The South Carolina governor led her Florida rival in a new Morning Consult poll of the Iowa caucuses released on Tuesday, less than a week before caucusing will take place. Her lead, however, was well within the poll’s margin of error — and well behind Donald Trump, the continued frontrunner for the nomination.

Ms Haley may actually be setting herself up for a mixed victory next week, if the newest poll holds true on Monday. She could pull off a surprise win over Mr DeSantis in a state where he has bet it all, only to find herself well behind the frontrunner in the first contest — by as far as 40 points, if the survey is accurate.

Such a dynamic would put the former ambassador in an interesting situation as she charges into New Hampshire. Polling of the second contest in the GOP nominating marathon shows a much tighter race between Mr Trump and Ms Haley, though the former president could find some wind for his sails with a strong performance in Iowa.

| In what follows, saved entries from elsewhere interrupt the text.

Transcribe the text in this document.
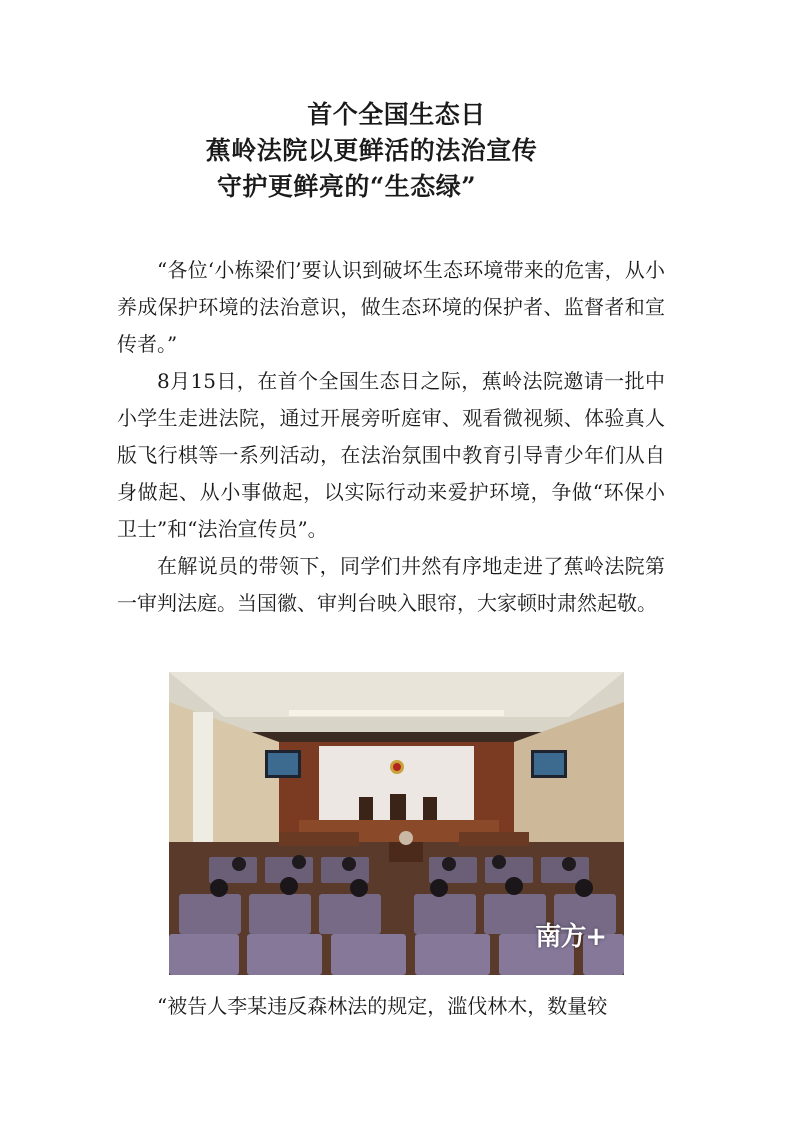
首个全国生态日

蕉岭法院以更鲜活的法治宣传

守护更鲜亮的“生态绿”

“各位‘小栋梁们’要认识到破坏生态环境带来的危害，从小养成保护环境的法治意识，做生态环境的保护者、监督者和宣传者。”

8月15日，在首个全国生态日之际，蕉岭法院邀请一批中小学生走进法院，通过开展旁听庭审、观看微视频、体验真人版飞行棋等一系列活动，在法治氛围中教育引导青少年们从自身做起、从小事做起，以实际行动来爱护环境，争做“环保小卫士”和“法治宣传员”。

在解说员的带领下，同学们井然有序地走进了蕉岭法院第一审判法庭。当国徽、审判台映入眼帘，大家顿时肃然起敬。

南方+

“被告人李某违反森林法的规定，滥伐林木，数量较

Ms Haley’s supporters hope that New Hampshire, which votes days after she will theoretically have just pulled off an upset in Iowa, will be the arena in which she bests Mr Trump for real. That expected victory, they presume, will catapult Ms Haley into the realm of true competition for the nomination itself, as Republican voters in other states (they hope) will give Ms Haley a second look — and take seriously her claim to represent the GOP’s best chance at beating Joe Biden.

After New Hampshire, it’s on to Nevada and South Carolina — where Ms Haley served as governor, and where she has her next best shot at overcoming Mr Trump’s lead.

Most of this remains theoretical, at least until Monday. With caucus-day fast approaching, the former ambassador and governor has shifted her focus to a last-minute push in Iowa. Her campaign has also come clearly under the gaze of Mr Trump, who has refocused his own campaign on disparaging the newly-surging Haley.

In the DeSantis camp, things have reportedly been gloomy for months. Now, the beleaguered Floridian faces the prospect of a third-place finish in the state where he invested more time and political capital than did his opponents, even picking up a crucial endorsement from the governor. He remains the only candidate to have visited all of Iowa’s 99 counties, too — making his possible downfall next week all the more crushing should it occur.

One potential wrench in the machinery remains — the lower-performing GOP candidates, Vivek Ramaswamy and Chris Christie. While Mr Christie is barely a factor in Iowa, Mr Ramaswamy polled at 9 per cent in the Morning Consult survey; not high enough to matter, but enough caucusgoers to cause real shifts in the dynamic of a second or third round of caucusing, as the losers are eliminated.

As the candidates enter the last stretch of what may very well be Iowa’s last first-in-the-nation caucus, the question remains for Ms Haley: is this the moment she makes it a two-person race? Or does the Trump alternative head into New Hampshire weighed down by rivals and see her own ambitions snuffed out by mathematical realities?